Pourquoi avez-vous été emprisonné?
Cela nécessiterait une très longue explication, mais en gros ça remonte au début des années 70 où un très grand nombre de jeunes hommes catholiques était arrêté en masse et allait en prison. J'étais encore à l'école quand on m'a arrêté.
Qu'aviez-vous fait?
Je n'avais rien fait. En fait, la plupart des gens qui ont été arrêtés dans ces années-là n'ont jamais été inculpés; les Anglais ont introduit une loi spéciale permettant l'incarcération sans qu'il y ait jamais de procès.
Alors vous étiez prisonnier politique?
Oui, j'ai été emmené dans une prison politique du nom de Long Kesh qui rappelait en fait un camp de prisonniers de la seconde guerre mondiale, avec des cabanes, des tours gardées, un grillage etc.
C'était à une quinzaine de kilomètres de Belfast; Long Kesh était auparavant une station de la RAF (Royal Air Force), et des soldats Américains y ont également établi leur camp lors de la seconde guerre mondiale.

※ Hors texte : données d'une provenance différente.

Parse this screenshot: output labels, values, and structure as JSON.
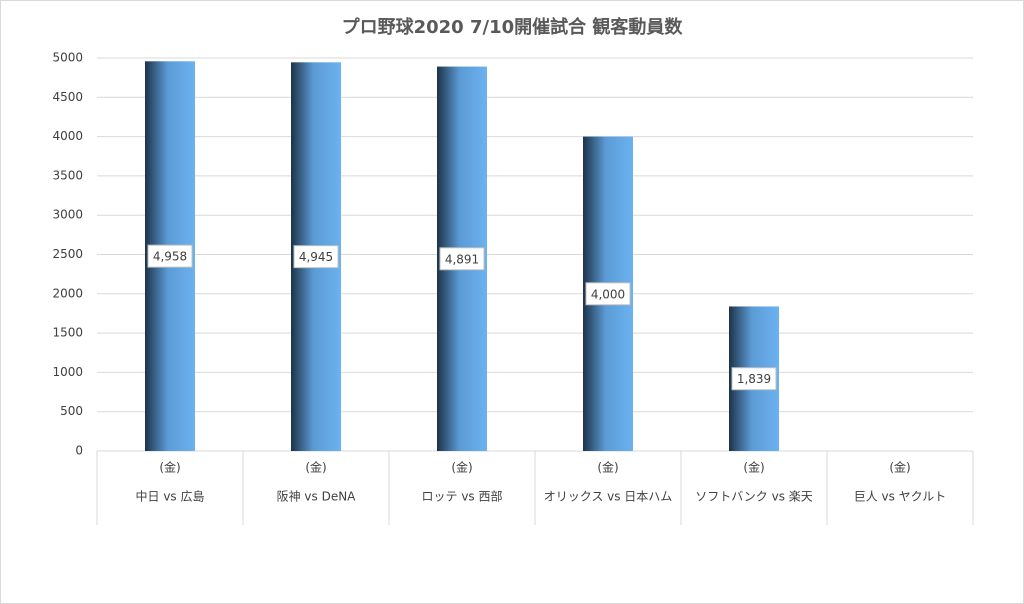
{
  "chart_data": {
    "type": "bar",
    "title": "プロ野球2020 7/10開催試合 観客動員数",
    "groups": [
      "(金)",
      "(金)",
      "(金)",
      "(金)",
      "(金)",
      "(金)"
    ],
    "categories": [
      "中日 vs 広島",
      "阪神 vs DeNA",
      "ロッテ vs 西部",
      "オリックス vs 日本ハム",
      "ソフトバンク vs 楽天",
      "巨人 vs ヤクルト"
    ],
    "values": [
      4958,
      4945,
      4891,
      4000,
      1839,
      null
    ],
    "value_labels": [
      "4,958",
      "4,945",
      "4,891",
      "4,000",
      "1,839",
      null
    ],
    "color": "#5b9bd5",
    "ylim": [
      0,
      5000
    ],
    "yticks": [
      0,
      500,
      1000,
      1500,
      2000,
      2500,
      3000,
      3500,
      4000,
      4500,
      5000
    ],
    "grid": true
  }
}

L'endroit a rapidement été converti en prison. (Une pause.) Je dois dire que je me sens quelque peu gêné d'en parler parce-que mon expérience là-bas n'a rien d'exceptionnel. Ce serait très difficile de trouver une famille catholique à Belfast dont un des membres n'aurait pas été emprisonné à un moment ou un autre ces dernières trente années.
Tous les prisonniers étaient-ils des sympathisants?
En majorité, ils étaient soit des membres d'organisations républicaines, soit effectivement, des sympathisants.
L'endroit lui-même était assez lugubre, balayé par les vents, on y avait froid la plupart du temps. Il y avait sans doute une atmosphère d'une grande brutalité, mais en même temps il y avait un formidable sens de la solidarité entre les hommes. Vous entrez dans cette prison comme un enfant effrayé, et au lieu de vous faire brutaliser par les prisonniers, vous vous rendez compte que vous en connaissiez la plupart, de votre quartier ou de votre école…Souvent, c'était comme une réunion de famille. Alors, d'une drôle de manière, en rétrospective, je ne regrette pas du tout cette expérience.